Police ID Seven More Victims of NYC’s Deadliest Fire in Decades

NEW YORK (AP) —
Firefighters respond to an apartment building fire in the Bronx borough of New York, Thursday. (AP Photo/Frank Franklin II, File)

Police on Saturday released the identities of an additional seven victims of New York City’s deadliest fire in decades, including a seven-month-old baby girl who was among the dozen people who lost their lives.

Authorities also named five men and a teenage girl who perished in Thursday’s blaze along with the baby. One of them, 28-year-old Emmanuel Mensah,  rescued a number of people and then went back into the burning building where he died of smoke inhalation. Mensah had recently graduated from the Army National Guard boot camp.

Fire Commissioner Daniel Nigro said a preschooler toying with the burners on his mother’s stove accidentally sparked the fire — an inferno that quickly overtook the Bronx apartment building and blocked the main escape route, racing through a door and up five floors.

Four other residents were still fighting for their lives, two days after flames broke out in the century-old building near the Bronx Zoo.

The baby whose identity police released on Saturday was Amora Batiz.

The others whose names police released Saturday were: Gabriel Yaw Sarkookie, 48; Justice Opoku, 54; Solomon Donkor, 49; William Donkor, age unkownn; and Hannah Donkor, 17.

The 3-½-year-old boy who had been playing with the stove, his mother and another child were able to flee their first-floor apartment. But they left the apartment door open, and it acted like a chimney that drew smoke and flames into a stairwell.
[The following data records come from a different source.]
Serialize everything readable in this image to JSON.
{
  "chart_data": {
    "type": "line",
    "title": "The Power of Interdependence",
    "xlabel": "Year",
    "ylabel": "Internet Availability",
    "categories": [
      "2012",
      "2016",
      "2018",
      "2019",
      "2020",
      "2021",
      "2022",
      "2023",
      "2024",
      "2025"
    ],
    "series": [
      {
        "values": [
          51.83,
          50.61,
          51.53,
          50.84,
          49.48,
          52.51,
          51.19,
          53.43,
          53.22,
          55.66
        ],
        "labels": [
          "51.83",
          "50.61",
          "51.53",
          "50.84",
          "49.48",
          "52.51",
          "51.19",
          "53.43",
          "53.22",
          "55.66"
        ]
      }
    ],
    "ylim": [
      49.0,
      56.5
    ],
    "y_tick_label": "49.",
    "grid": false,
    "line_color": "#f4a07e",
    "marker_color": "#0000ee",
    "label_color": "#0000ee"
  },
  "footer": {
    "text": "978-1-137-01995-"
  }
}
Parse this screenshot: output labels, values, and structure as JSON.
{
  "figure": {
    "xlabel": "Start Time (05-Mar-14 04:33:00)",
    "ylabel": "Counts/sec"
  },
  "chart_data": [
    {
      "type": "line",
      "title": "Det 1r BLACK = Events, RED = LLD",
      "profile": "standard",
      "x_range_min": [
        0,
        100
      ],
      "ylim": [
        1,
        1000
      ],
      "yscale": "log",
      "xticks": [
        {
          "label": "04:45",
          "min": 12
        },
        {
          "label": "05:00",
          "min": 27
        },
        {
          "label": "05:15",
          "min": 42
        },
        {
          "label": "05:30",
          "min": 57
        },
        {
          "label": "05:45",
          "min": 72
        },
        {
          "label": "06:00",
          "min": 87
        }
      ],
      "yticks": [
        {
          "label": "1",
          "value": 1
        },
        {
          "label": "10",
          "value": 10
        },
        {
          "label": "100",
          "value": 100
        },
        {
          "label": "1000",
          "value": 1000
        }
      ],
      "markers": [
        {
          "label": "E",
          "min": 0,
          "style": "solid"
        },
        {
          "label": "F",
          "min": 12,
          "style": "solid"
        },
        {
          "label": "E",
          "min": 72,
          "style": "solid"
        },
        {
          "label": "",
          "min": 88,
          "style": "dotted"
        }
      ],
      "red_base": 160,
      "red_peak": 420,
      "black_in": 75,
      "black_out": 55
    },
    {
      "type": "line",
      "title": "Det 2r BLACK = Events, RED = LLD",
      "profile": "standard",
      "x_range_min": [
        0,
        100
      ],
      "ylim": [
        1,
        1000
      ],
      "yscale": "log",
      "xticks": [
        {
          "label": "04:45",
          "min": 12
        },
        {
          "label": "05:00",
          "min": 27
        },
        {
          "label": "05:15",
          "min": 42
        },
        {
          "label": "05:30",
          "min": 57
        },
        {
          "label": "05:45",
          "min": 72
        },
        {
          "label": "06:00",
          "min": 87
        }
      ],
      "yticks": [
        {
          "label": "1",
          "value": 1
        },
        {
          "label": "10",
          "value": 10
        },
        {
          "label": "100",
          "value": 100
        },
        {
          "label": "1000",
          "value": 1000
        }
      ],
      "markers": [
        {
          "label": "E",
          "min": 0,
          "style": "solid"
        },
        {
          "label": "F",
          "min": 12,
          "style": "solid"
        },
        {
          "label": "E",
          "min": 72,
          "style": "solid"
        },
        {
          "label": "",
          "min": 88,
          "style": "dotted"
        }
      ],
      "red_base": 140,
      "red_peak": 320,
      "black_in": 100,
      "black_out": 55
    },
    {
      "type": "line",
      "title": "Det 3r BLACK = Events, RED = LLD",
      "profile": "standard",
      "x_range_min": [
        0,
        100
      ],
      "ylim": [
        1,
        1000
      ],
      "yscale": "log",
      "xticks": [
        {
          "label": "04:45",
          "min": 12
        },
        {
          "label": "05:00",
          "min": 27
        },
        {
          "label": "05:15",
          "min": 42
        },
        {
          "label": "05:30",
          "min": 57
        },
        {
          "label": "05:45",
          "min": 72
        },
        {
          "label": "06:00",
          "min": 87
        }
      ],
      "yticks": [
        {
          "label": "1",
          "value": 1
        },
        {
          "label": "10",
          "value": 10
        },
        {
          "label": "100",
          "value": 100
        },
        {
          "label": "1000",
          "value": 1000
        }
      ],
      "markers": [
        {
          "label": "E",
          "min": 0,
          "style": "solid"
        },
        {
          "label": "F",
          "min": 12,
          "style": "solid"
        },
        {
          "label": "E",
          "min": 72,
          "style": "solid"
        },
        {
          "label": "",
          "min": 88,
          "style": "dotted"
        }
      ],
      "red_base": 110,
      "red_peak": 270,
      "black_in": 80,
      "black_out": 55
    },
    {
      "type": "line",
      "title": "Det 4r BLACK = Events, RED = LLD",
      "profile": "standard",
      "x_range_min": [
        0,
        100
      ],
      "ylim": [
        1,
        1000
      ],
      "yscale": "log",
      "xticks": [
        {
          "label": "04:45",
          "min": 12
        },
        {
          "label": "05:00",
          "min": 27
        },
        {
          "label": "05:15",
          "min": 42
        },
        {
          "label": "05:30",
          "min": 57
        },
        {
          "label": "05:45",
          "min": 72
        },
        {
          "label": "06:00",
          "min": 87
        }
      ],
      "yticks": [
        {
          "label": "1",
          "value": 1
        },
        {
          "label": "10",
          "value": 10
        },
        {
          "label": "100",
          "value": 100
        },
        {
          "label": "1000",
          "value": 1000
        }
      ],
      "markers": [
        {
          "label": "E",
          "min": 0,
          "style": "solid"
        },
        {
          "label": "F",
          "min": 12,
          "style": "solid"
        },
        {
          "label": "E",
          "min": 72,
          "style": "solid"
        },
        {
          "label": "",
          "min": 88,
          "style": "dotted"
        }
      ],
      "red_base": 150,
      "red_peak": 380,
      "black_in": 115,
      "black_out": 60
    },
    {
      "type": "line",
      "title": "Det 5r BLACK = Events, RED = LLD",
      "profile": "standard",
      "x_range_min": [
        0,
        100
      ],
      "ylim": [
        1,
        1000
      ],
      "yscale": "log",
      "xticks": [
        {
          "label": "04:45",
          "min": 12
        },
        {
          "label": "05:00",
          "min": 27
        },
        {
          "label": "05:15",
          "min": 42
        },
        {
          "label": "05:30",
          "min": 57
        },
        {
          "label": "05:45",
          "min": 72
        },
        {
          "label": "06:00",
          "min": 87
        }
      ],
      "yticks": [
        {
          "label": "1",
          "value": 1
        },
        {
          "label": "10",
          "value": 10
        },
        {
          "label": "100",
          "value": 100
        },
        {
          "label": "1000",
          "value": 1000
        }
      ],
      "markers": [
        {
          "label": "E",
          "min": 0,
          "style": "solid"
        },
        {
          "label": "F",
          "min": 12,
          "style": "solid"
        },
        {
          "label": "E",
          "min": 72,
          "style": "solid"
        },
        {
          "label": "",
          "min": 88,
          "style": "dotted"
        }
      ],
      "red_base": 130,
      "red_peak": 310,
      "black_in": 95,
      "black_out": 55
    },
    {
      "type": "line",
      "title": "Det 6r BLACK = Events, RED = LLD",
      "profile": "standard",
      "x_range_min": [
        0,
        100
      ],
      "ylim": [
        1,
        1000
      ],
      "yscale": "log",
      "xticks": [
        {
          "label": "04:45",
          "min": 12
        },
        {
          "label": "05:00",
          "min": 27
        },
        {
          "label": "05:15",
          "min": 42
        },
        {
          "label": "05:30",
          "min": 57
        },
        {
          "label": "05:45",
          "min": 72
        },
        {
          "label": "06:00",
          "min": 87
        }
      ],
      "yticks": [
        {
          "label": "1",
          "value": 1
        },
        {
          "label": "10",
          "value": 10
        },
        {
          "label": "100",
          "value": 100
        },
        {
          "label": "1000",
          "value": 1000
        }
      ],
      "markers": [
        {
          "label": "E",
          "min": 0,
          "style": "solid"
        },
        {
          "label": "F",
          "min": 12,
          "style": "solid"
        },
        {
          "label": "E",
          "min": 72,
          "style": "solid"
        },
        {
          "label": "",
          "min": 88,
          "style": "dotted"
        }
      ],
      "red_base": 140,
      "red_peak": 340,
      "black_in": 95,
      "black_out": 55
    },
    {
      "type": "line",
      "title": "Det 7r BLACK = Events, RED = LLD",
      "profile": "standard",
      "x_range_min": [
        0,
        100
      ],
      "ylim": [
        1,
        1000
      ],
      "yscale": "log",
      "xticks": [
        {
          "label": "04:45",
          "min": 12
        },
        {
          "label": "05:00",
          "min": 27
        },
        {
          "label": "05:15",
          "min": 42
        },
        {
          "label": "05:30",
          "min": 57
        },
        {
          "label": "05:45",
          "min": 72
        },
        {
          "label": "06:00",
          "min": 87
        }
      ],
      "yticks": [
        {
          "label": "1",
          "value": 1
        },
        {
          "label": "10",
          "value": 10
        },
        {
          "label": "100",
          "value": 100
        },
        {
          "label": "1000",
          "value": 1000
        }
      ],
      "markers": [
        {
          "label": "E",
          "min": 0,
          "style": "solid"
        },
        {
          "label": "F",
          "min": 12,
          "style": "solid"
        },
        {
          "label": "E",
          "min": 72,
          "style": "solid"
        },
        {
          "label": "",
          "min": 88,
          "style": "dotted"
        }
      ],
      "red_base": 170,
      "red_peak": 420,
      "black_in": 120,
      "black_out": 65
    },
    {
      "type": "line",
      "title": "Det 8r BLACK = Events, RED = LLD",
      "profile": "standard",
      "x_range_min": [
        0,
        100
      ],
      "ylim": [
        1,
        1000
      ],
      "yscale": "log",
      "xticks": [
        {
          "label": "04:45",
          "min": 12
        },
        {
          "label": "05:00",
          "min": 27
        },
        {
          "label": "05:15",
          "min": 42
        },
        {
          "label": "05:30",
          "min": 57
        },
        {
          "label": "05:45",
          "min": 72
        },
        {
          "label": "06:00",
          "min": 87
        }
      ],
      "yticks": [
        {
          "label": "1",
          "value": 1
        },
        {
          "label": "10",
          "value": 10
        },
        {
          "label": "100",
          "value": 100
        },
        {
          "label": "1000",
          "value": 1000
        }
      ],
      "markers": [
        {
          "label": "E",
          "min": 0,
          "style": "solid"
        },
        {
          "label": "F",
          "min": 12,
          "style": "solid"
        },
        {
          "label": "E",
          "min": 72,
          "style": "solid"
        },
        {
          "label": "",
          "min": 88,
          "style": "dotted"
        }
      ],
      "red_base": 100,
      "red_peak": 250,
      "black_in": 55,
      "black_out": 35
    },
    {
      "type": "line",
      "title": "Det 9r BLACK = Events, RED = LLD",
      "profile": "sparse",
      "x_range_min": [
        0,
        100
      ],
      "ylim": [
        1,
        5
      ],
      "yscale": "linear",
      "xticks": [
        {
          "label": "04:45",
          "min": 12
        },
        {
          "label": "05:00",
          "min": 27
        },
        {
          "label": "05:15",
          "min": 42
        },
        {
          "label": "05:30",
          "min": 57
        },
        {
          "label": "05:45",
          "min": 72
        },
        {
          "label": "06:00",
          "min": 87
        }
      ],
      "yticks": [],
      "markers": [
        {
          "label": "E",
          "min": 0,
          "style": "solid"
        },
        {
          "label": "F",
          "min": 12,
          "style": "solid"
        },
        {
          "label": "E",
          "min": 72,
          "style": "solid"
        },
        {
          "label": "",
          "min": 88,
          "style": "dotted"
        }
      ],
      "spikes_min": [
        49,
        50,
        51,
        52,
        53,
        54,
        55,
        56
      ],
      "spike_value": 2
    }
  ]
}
From there, the fire spread throughout the five-story building, authorities said.

The 26-unit apartment building was required to have self-closing doors, which swing shut on their own to keep fires from spreading, city Housing Preservation and Development Department spokesman Matthew Creegan said. Investigators will look at whether the door to the apartment was defective or if an obstruction prevented it from closing, he said.

Mayor Bill de Blasio said there was “nothing problematic about the building that contributed to this tragedy.”

On Thursday night, at least 20 people scrambled out via fire escapes on a bitterly cold night. The others could not.

Nigro said firefighters saved some people, but “this loss is unprecedented.”

Fernando Batiz said his sister, Maria Batiz, 58, and her baby granddaughter also died, though the child’s mother survived.

“The smoke, I guess, overcame her. Everything happened so quick,” Batiz said.

One family lost four members: Karen Stewart-Francis; her daughters, two-year-old Kiley Francis and seven-year-old Kelly Francis; and their cousin, 19-year-old Shawntay Young, relatives said. Stewart-Francis’s husband, Holt Francis, was hospitalized, the family said.

Excluding 9/11, Thursday’s fire was the city’s deadliest since 87 people were killed at a social club in the same Bronx neighborhood in 1990. A fire in a home in another part of the Bronx killed 10 people, including nine children, in 2007.

About 170 firefighters worked in 15-degree weather to rescue dozens of people. Residents described opening their front doors to see smoke too thick to walk through and descending icy fire escapes with children in hand.